Le 8 décembre 2025 marque le cinquantième anniversaire de l’expulsion collective de 45 000 Marocains vivant légalement en Algérie. Cinquante ans après ce drame humain et politique, les blessures demeurent intactes et aucune reconnaissance officielle n’a été formulée par Alger. Le Collectif international CiMEA75 réaffirme sa mobilisation pour que vérité, justice et réparation soient enfin accordées aux victimes.

Une tragédie marquée par la brutalité et l’arbitraire

En décembre 1975, à quelques jours de l’Aïd al-Adha, des dizaines de milliers de Marocains résidant légalement en Algérie ont été expulsés sans préavis. Arrachés à leurs foyers et à leurs lieux de travail, ils ont été regroupés dans des centres improvisés, dépouillés de leurs biens, puis conduits vers la frontière maroco-algérienne dans le froid hivernal. Parmi eux, de nombreuses familles, y compris des couples mixtes maroco-algériens, ont été séparées dans des conditions humiliantes et inhumaines.

Cette opération menée par les forces de sécurité algériennes a bouleversé la vie de milliers de personnes, dont le seul tort était d’appartenir à une communauté devenue l’objet d’une décision politique brutale. Cinquante ans plus tard, la mémoire de ces journées noires continue de hanter les survivants et leurs descendants.
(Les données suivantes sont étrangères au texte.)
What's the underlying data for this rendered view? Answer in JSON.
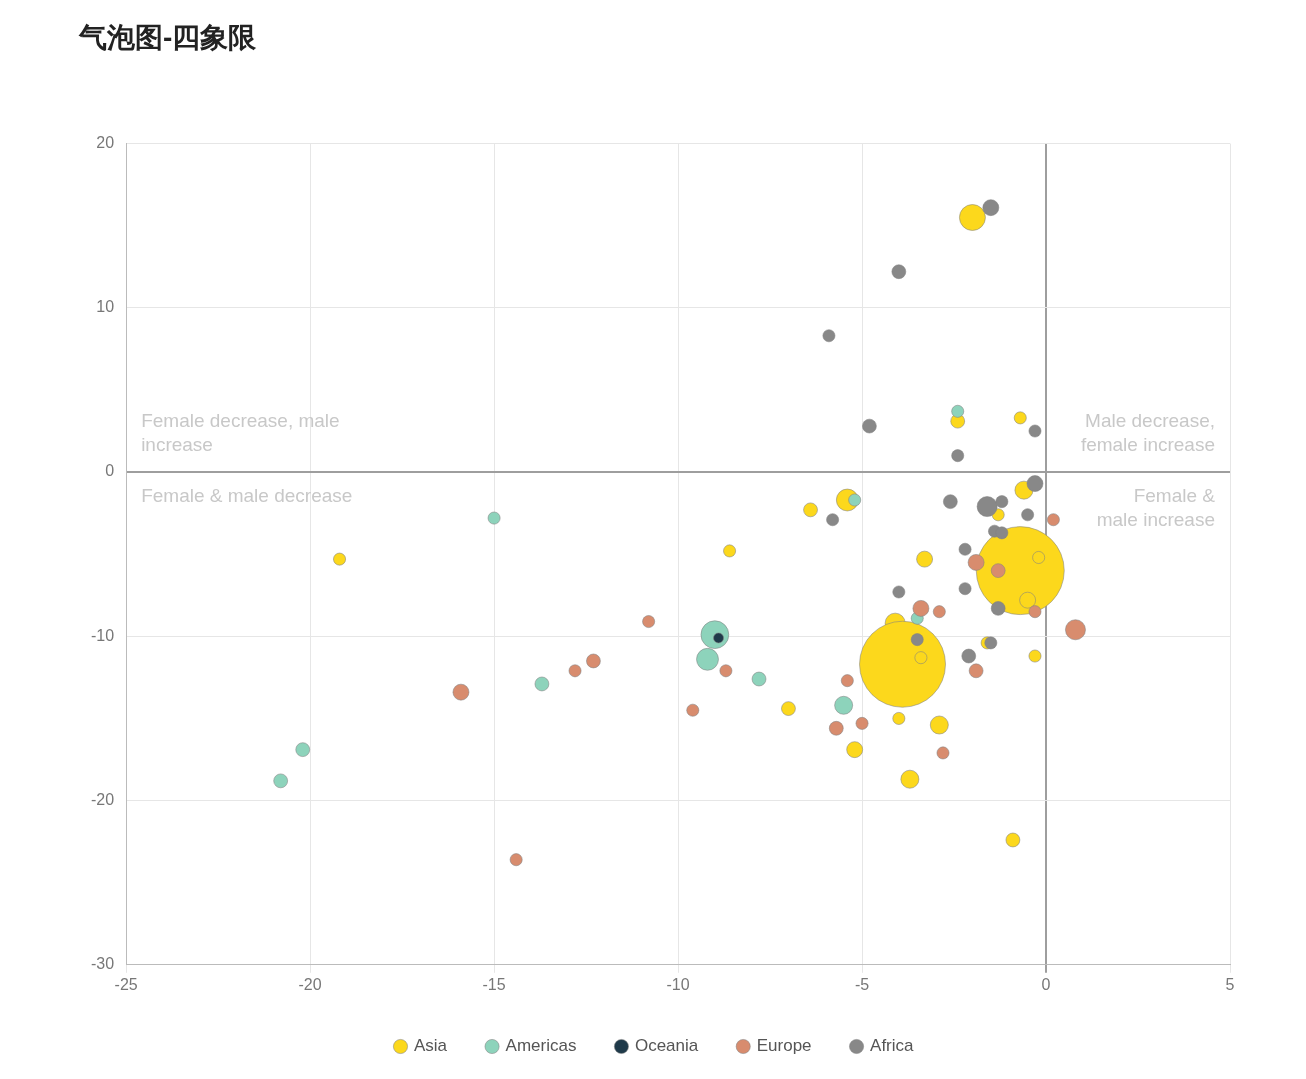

Des blessures toujours ouvertes, un silence officiel persistant

Un demi-siècle après les faits, les victimes n’ont obtenu ni reconnaissance ni réparation. Aucun acte officiel n’a été émis par l’État algérien pour reconnaître les violations commises en 1975. Ce silence, vécu comme une double peine, alimente le sentiment d’injustice chez les familles expulsées. Pour beaucoup, l’espoir de retrouver leurs biens confisqués illégalement ou d’obtenir compensation demeure intact, mais suspendu à une réponse politique qui n’est jamais venue.
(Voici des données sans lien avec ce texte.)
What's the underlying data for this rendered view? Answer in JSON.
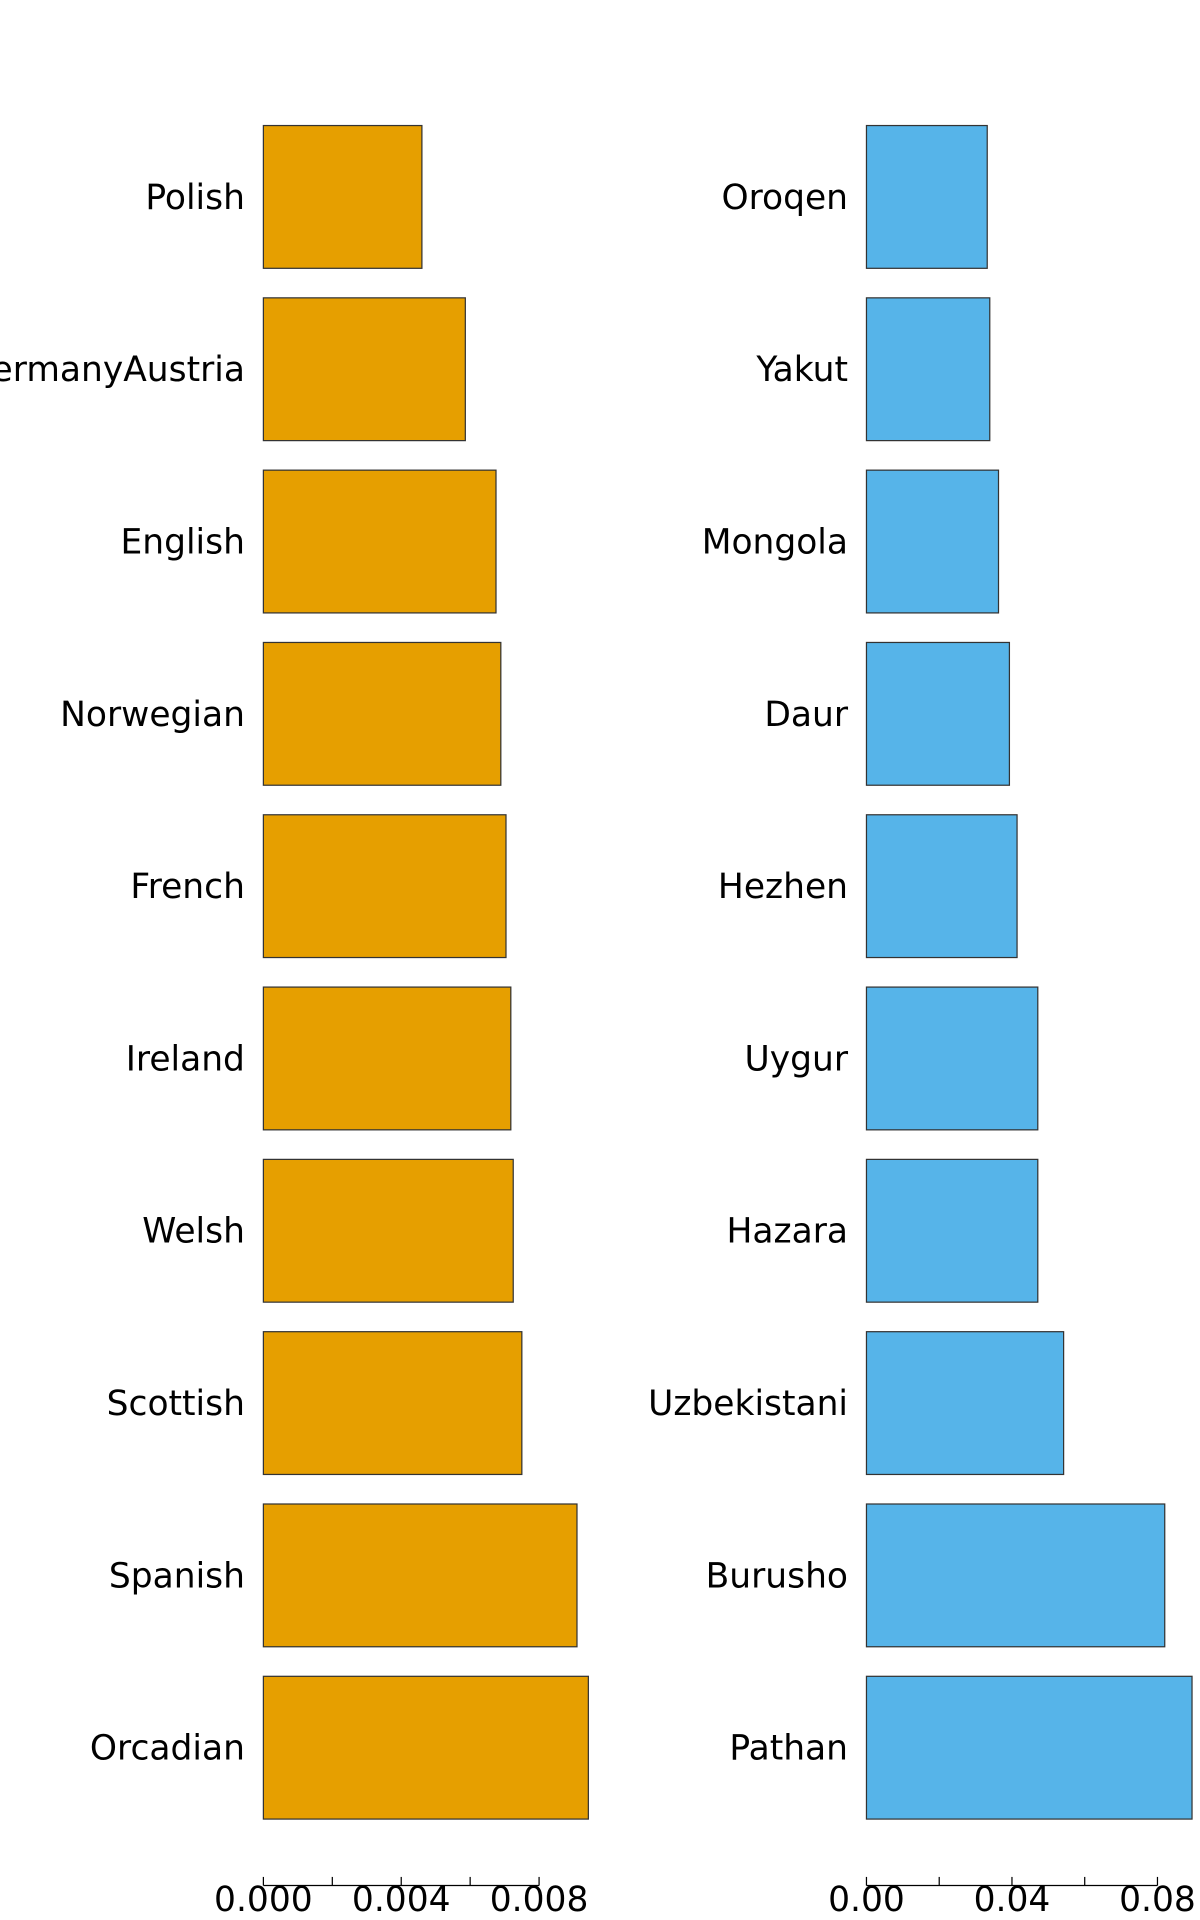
{
  "chart_data": [
    {
      "type": "barh",
      "categories": [
        "Polish",
        "GermanyAustria",
        "English",
        "Norwegian",
        "French",
        "Ireland",
        "Welsh",
        "Scottish",
        "Spanish",
        "Orcadian"
      ],
      "values": [
        0.0046,
        0.00586,
        0.00675,
        0.00689,
        0.00704,
        0.00718,
        0.00725,
        0.0075,
        0.0091,
        0.00943
      ],
      "color": "#E69F00",
      "xlim": [
        0,
        0.0095
      ],
      "xticks": [
        {
          "value": 0,
          "label": "0.000"
        },
        {
          "value": 0.004,
          "label": "0.004"
        },
        {
          "value": 0.008,
          "label": "0.008"
        }
      ],
      "xminorticks": [
        0.002,
        0.006
      ]
    },
    {
      "type": "barh",
      "categories": [
        "Oroqen",
        "Yakut",
        "Mongola",
        "Daur",
        "Hezhen",
        "Uygur",
        "Hazara",
        "Uzbekistani",
        "Burusho",
        "Pathan"
      ],
      "values": [
        0.0332,
        0.0339,
        0.0363,
        0.0393,
        0.0414,
        0.0471,
        0.0471,
        0.0542,
        0.082,
        0.0895
      ],
      "color": "#56B4E9",
      "xlim": [
        0,
        0.09
      ],
      "xticks": [
        {
          "value": 0,
          "label": "0.00"
        },
        {
          "value": 0.04,
          "label": "0.04"
        },
        {
          "value": 0.08,
          "label": "0.08"
        }
      ],
      "xminorticks": [
        0.02,
        0.06
      ]
    }
  ]
}
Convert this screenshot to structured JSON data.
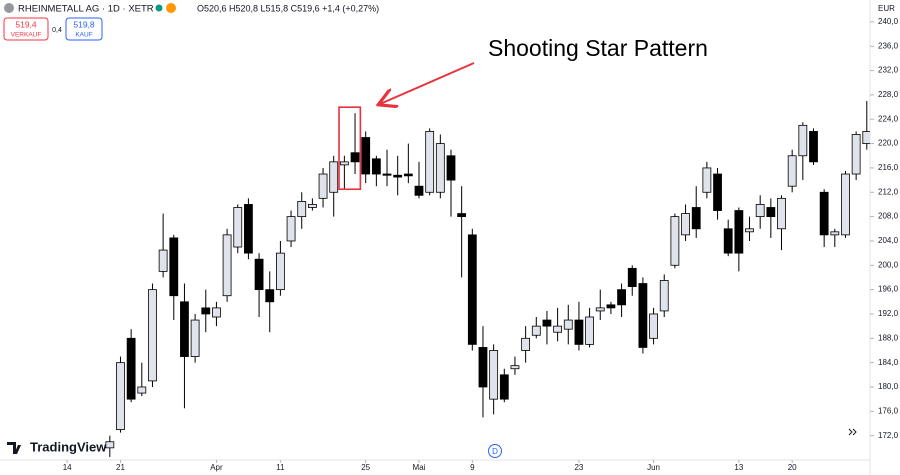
{
  "header": {
    "symbol": "RHEINMETALL AG · 1D · XETR",
    "ohlc": "O520,6 H520,8 L515,8 C519,6 +1,4 (+0,27%)",
    "sell_price": "519,4",
    "sell_label": "VERKAUF",
    "spread": "0,4",
    "buy_price": "519,8",
    "buy_label": "KAUF",
    "currency": "EUR",
    "logo": "TradingView"
  },
  "chart_data": {
    "type": "candlestick",
    "annotation": "Shooting Star Pattern",
    "highlight_index": 23,
    "open": [
      170,
      173,
      188,
      179,
      181,
      199,
      204.5,
      194,
      185,
      193,
      191.5,
      195,
      203,
      210,
      201,
      196,
      196,
      204,
      208,
      209.5,
      211,
      212,
      216.5,
      218.5,
      221,
      217.5,
      215,
      214.8,
      215,
      213,
      212,
      212,
      218,
      208.5,
      205,
      186.5,
      178,
      182,
      183,
      186,
      188.5,
      191,
      189,
      189.5,
      191,
      187,
      192.5,
      193.5,
      196,
      199.5,
      197,
      188,
      192.5,
      200,
      205,
      209.5,
      212,
      215,
      206,
      209,
      205.5,
      208,
      209.5,
      206,
      213,
      218,
      222,
      212,
      205,
      205,
      215,
      220
    ],
    "high": [
      172,
      185,
      189.5,
      184,
      197,
      208.5,
      205,
      197,
      192,
      196,
      194,
      206,
      210,
      211,
      202,
      199,
      204,
      209,
      212,
      211,
      216,
      218,
      218,
      225,
      222,
      218,
      219,
      218,
      220,
      217,
      222.5,
      221.5,
      219,
      213,
      206,
      190,
      187,
      183,
      185,
      190,
      191.5,
      192.5,
      193,
      193.5,
      194,
      193,
      196,
      194,
      197,
      200,
      198,
      193,
      198.5,
      208.5,
      210,
      213,
      217,
      216,
      207.5,
      209.5,
      208,
      211.5,
      211,
      211.5,
      219,
      223.5,
      222.5,
      212.5,
      206,
      215.5,
      222,
      227
    ],
    "low": [
      168.5,
      172.5,
      177.5,
      178.5,
      180,
      198,
      191,
      176.5,
      184,
      189,
      190,
      194,
      202,
      201,
      191.5,
      189,
      195,
      203,
      206,
      209,
      209.5,
      208,
      212.5,
      215,
      213.5,
      213,
      213,
      211.5,
      213.5,
      211,
      211.5,
      211,
      208,
      198,
      186,
      175,
      175.5,
      177.5,
      182,
      184,
      188,
      187,
      187.5,
      187,
      186,
      186.5,
      191,
      192,
      191.5,
      195,
      185.5,
      187,
      191.5,
      199.5,
      204,
      204.5,
      211,
      207.5,
      201.5,
      199,
      204,
      206,
      204.5,
      202.5,
      212,
      214,
      216.5,
      203,
      203,
      204.5,
      214,
      219
    ],
    "close": [
      171,
      184,
      178,
      180,
      196,
      202.5,
      195,
      185,
      191,
      192,
      193,
      205,
      209.5,
      202,
      196,
      194,
      202,
      208,
      210.5,
      210,
      215,
      217,
      217,
      217,
      215,
      215,
      214.8,
      214.5,
      214.7,
      211.5,
      222,
      220,
      214,
      208,
      187,
      180,
      186,
      178,
      183.5,
      188,
      190,
      190,
      190,
      191,
      187,
      191.5,
      193,
      193,
      193.5,
      196.5,
      186.5,
      192,
      197.5,
      208,
      208.5,
      206,
      216,
      209,
      202,
      202,
      206,
      210,
      208,
      211,
      218,
      223,
      217,
      205,
      205.5,
      215,
      221.5,
      222
    ],
    "up_color": "#e0e3eb",
    "down_color": "#000000",
    "highlight_color": "#e8323c",
    "xlim": [
      -10.3,
      71.3
    ],
    "xticks": [
      {
        "value": -4,
        "label": "14"
      },
      {
        "value": 1,
        "label": "21"
      },
      {
        "value": 10,
        "label": "Apr"
      },
      {
        "value": 16,
        "label": "11"
      },
      {
        "value": 24,
        "label": "25"
      },
      {
        "value": 29,
        "label": "Mai"
      },
      {
        "value": 34,
        "label": "9"
      },
      {
        "value": 44,
        "label": "23"
      },
      {
        "value": 51,
        "label": "Jun"
      },
      {
        "value": 59,
        "label": "13"
      },
      {
        "value": 64,
        "label": "20"
      }
    ],
    "ylim": [
      168,
      243.6
    ],
    "yticks": [
      {
        "value": 172,
        "label": "172,0"
      },
      {
        "value": 176,
        "label": "176,0"
      },
      {
        "value": 180,
        "label": "180,0"
      },
      {
        "value": 184,
        "label": "184,0"
      },
      {
        "value": 188,
        "label": "188,0"
      },
      {
        "value": 192,
        "label": "192,0"
      },
      {
        "value": 196,
        "label": "196,0"
      },
      {
        "value": 200,
        "label": "200,0"
      },
      {
        "value": 204,
        "label": "204,0"
      },
      {
        "value": 208,
        "label": "208,0"
      },
      {
        "value": 212,
        "label": "212,0"
      },
      {
        "value": 216,
        "label": "216,0"
      },
      {
        "value": 220,
        "label": "220,0"
      },
      {
        "value": 224,
        "label": "224,0"
      },
      {
        "value": 228,
        "label": "228,0"
      },
      {
        "value": 232,
        "label": "232,0"
      },
      {
        "value": 236,
        "label": "236,0"
      },
      {
        "value": 240,
        "label": "240,0"
      }
    ]
  }
}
Cette absence de reconnaissance nourrit une mémoire douloureuse que les familles ont transmis de génération en génération. L’expulsion ne se limite pas à un épisode historique: elle constitue un trauma collectif, inscrit dans la conscience marocaine et dans la trajectoire personnelle de milliers de citoyens.

Un cinquantième anniversaire sous le signe de la mémoire et du plaidoyer

Pour cette commémoration, le Collectif international CiMEA75 a choisi le slogan Mémoire contre l’oubli: Pour la reconnaissance des droits des familles marocaines expulsées d’Algérie en 1975. L’objectif est clair : rappeler au monde la réalité de ce drame et demander que les autorités algériennes assument pleinement leur responsabilité.
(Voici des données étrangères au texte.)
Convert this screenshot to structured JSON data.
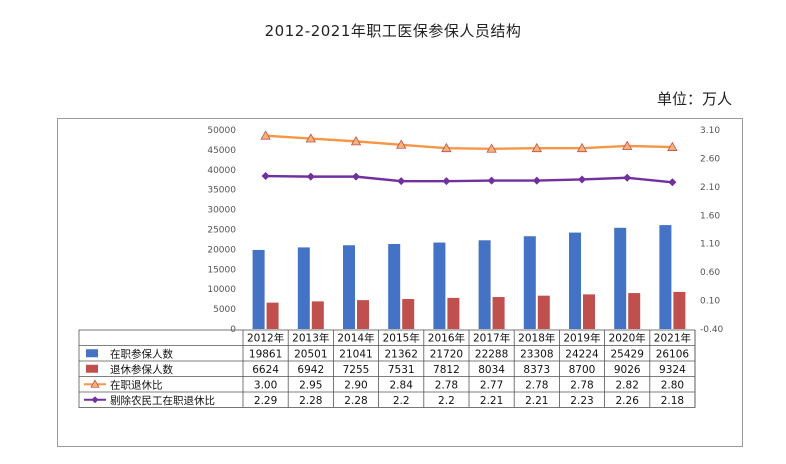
{
  "title": "2012-2021年职工医保参保人员结构",
  "unit": "单位：万人",
  "chart_data": {
    "type": "bar",
    "categories": [
      "2012年",
      "2013年",
      "2014年",
      "2015年",
      "2016年",
      "2017年",
      "2018年",
      "2019年",
      "2020年",
      "2021年"
    ],
    "series": [
      {
        "name": "在职参保人数",
        "kind": "bar",
        "axis": "left",
        "color": "#4472C4",
        "values": [
          19861,
          20501,
          21041,
          21362,
          21720,
          22288,
          23308,
          24224,
          25429,
          26106
        ],
        "labels": [
          "19861",
          "20501",
          "21041",
          "21362",
          "21720",
          "22288",
          "23308",
          "24224",
          "25429",
          "26106"
        ]
      },
      {
        "name": "退休参保人数",
        "kind": "bar",
        "axis": "left",
        "color": "#C0504D",
        "values": [
          6624,
          6942,
          7255,
          7531,
          7812,
          8034,
          8373,
          8700,
          9026,
          9324
        ],
        "labels": [
          "6624",
          "6942",
          "7255",
          "7531",
          "7812",
          "8034",
          "8373",
          "8700",
          "9026",
          "9324"
        ]
      },
      {
        "name": "在职退休比",
        "kind": "line",
        "axis": "right",
        "color": "#F79646",
        "marker": "triangle",
        "values": [
          3.0,
          2.95,
          2.9,
          2.84,
          2.78,
          2.77,
          2.78,
          2.78,
          2.82,
          2.8
        ],
        "labels": [
          "3.00",
          "2.95",
          "2.90",
          "2.84",
          "2.78",
          "2.77",
          "2.78",
          "2.78",
          "2.82",
          "2.80"
        ]
      },
      {
        "name": "剔除农民工在职退休比",
        "kind": "line",
        "axis": "right",
        "color": "#7030A0",
        "marker": "diamond",
        "values": [
          2.29,
          2.28,
          2.28,
          2.2,
          2.2,
          2.21,
          2.21,
          2.23,
          2.26,
          2.18
        ],
        "labels": [
          "2.29",
          "2.28",
          "2.28",
          "2.2",
          "2.2",
          "2.21",
          "2.21",
          "2.23",
          "2.26",
          "2.18"
        ]
      }
    ],
    "y_left": {
      "min": 0,
      "max": 50000,
      "ticks": [
        "0",
        "5000",
        "10000",
        "15000",
        "20000",
        "25000",
        "30000",
        "35000",
        "40000",
        "45000",
        "50000"
      ]
    },
    "y_right": {
      "min": -0.4,
      "max": 3.1,
      "ticks": [
        "-0.40",
        "0.10",
        "0.60",
        "1.10",
        "1.60",
        "2.10",
        "2.60",
        "3.10"
      ]
    },
    "grid": false,
    "legend": "table-below"
  }
}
Le Collectif appelle Alger à présenter des excuses solennelles, à restituer les biens confisqués et à offrir des réparations matérielles et morales proportionnées aux préjudices subis. Il s’agit, selon ses membres, d’une exigence de justice mais aussi d’un geste indispensable pour apaiser les mémoires et refermer une page traumatisante de l’histoire régionale.

Un combat porté sur la scène internationale

Créé en 2021, CiMEA75 s’est donné pour mission de porter la voix des victimes auprès des mécanismes internationaux des droits humains. Ses actions, dont une importante intervention à Genève en octobre 2025, reposent sur des preuves et des témoignages accumulés depuis plusieurs années. L’organisation affirme sa détermination à poursuivre son plaidoyer afin que lumière soit faite sur les événements de décembre 1975 et que les responsables de cette opération arbitraire soient identifiés dans le cadre du droit international.

La commémoration du cinquantième anniversaire marque une étape symbolique mais non un aboutissement. Pour le Collectif, tant que reconnaissance et réparations n’auront pas été accordées, la mémoire continuera d’être un levier de mobilisation. CiMEA75 rappelle que le temps ne doit pas effacer l’injustice : il doit au contraire renforcer la légitimité de celles et ceux qui demandent que leurs droits soient rétablis.